Au sommaire, on trouvera encore deux nouvelles non vampiriques (quatre dans la version numérique). La première est le 3e prix Alain le Bussy 2023, L'odeur des paupières brûlées au petit matin d'Olivier Goncalves. Ce texte feutré utilise à merveille un artifice qui d'ordinaire m'insupporte, la narration à la deuxième personne. C'est ici particulièrement efficace pour dépeindre le deuil du narrateur qui s'adresse pour la dernière fois à sa mère. Galaxies SF poursuit également ses « Chroniques d'Ukraine » en publiant Génomorphe de Vladimir Venglovski, nouvelle bien ficelée qui nous entraîne sur une planète dont les habitants peuvent se métamorphoser en animaux, au risque d'y perdre leur conscience. Le lectorat de la version numérique profitera aussi du Décrocheur, de Raymond Iss, texte gouailleur sur un petit métier inattendu d'un futur où le secret de l'immortalité a été percé, ainsi que de Seconde chance, de Morwenna Le Bevillon, où l'on retrouvera encore (décidément !) du voyage temporel, pour une intrigue de facture classique mais rondement menée.
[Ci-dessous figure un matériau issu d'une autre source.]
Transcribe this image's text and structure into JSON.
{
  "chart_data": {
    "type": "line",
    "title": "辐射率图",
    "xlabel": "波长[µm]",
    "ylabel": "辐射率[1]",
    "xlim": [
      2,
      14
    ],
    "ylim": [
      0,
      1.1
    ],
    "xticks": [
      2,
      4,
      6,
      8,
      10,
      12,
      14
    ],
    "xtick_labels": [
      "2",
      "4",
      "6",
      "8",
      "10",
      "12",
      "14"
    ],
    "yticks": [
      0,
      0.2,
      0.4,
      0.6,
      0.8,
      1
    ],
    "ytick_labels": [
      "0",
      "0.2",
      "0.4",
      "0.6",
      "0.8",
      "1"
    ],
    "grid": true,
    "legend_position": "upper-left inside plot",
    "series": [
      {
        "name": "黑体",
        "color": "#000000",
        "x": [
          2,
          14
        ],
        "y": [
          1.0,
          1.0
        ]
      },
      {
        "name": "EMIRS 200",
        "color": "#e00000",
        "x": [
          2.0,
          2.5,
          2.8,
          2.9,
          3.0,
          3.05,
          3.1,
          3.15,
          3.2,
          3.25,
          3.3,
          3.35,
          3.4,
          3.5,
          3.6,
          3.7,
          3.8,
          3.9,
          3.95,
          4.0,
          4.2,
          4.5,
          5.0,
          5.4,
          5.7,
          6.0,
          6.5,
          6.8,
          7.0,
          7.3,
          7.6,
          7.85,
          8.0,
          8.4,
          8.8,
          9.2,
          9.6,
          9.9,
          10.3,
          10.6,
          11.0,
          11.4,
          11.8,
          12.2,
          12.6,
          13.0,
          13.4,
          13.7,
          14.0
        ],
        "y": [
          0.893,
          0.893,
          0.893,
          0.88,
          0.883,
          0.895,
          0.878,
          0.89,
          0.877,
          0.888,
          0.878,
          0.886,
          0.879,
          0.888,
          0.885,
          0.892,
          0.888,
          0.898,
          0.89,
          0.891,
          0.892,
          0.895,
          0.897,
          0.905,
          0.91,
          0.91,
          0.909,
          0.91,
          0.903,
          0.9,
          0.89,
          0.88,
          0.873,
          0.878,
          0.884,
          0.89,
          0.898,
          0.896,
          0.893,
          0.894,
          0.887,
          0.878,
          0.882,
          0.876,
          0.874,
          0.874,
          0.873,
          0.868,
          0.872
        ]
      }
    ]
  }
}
Les dernières pages sont occupées par les rubriques habituelles. La chronique musicale de Jean-Michel Calvez se penche sur Francisco Lopez, artiste d'avant-garde espagnol prolifique, tandis que Didier Reboussin revient sur la courte bibliographie de Jacques Hoven chez Fleuve Noir. Critiques de livres, bédés et films complètent ce numéro 85 bourré de chouettes nouvelles.